Even though I’d heard many of the biology stories related here before, I enjoyed hearing about them again from a systems biology perspective. I also learned about novel discoveries that I think even someone who’s not a science nerd like me would find pretty inspiring. There are truly so many exciting breakthroughs happening right now! I was impressed by how up-to-date this review was. I think it’s incredible that the author made time to write this as a grad student and I love that such an up-to-date review was written for a general audience.

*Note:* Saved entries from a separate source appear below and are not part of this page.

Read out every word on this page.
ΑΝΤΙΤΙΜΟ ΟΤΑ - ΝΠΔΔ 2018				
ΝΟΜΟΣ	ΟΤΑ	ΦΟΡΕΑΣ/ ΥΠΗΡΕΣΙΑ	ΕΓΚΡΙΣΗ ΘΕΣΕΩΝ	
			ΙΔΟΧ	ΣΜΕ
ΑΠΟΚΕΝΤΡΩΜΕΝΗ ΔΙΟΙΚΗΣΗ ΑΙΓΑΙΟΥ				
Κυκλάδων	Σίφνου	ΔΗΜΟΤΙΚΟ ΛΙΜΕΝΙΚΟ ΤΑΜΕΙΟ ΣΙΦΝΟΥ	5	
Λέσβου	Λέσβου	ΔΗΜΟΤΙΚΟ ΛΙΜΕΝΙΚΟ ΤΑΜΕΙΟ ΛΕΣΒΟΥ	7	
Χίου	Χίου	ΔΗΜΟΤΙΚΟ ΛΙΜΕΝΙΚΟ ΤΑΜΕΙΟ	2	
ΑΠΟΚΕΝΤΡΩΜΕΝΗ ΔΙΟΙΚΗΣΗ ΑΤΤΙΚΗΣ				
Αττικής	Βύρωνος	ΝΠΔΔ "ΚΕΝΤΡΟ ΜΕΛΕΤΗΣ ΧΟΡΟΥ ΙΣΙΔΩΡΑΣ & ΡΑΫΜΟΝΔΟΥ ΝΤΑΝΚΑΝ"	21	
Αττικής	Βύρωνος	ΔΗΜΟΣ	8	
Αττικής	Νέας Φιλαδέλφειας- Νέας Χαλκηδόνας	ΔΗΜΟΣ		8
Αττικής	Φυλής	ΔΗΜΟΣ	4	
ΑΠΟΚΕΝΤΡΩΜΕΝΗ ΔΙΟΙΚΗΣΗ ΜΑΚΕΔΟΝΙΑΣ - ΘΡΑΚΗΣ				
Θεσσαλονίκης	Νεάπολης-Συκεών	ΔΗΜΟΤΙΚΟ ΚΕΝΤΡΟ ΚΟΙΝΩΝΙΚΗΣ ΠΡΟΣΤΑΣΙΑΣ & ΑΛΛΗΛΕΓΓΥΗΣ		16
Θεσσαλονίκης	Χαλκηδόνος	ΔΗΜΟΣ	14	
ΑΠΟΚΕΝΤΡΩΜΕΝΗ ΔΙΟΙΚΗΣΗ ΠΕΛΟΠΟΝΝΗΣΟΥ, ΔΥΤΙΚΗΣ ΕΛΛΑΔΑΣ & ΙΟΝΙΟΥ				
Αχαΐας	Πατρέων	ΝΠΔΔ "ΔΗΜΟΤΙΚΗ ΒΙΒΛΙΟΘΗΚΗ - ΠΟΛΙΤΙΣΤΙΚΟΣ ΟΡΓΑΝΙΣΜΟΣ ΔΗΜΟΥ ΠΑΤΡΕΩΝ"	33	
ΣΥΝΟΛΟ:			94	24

In terms of how accessible it was, I have mixed feelings. The author included many great analogies and images to make explanations more clear. He also did a great job of sharing his own enthusiasm for the field. Unlike in Furry Logic, I thought he included pop culture references and humor naturally. It felt personable, not forced. However, he made some tough decisions about how much background and how much detail to include in each story. While I think he did a fantastic job preserving accuracy, I worry that a reader who didn’t already know a minimal amount of molecular biology might get sidetracked by the details he doesn’t explain. I do think having a read a pop science book or two on the topic before would easily be enough to get someone up to speed though. I’m also not sure I’m right about this being a problem, so I’d love to hear what you think if you pick this up!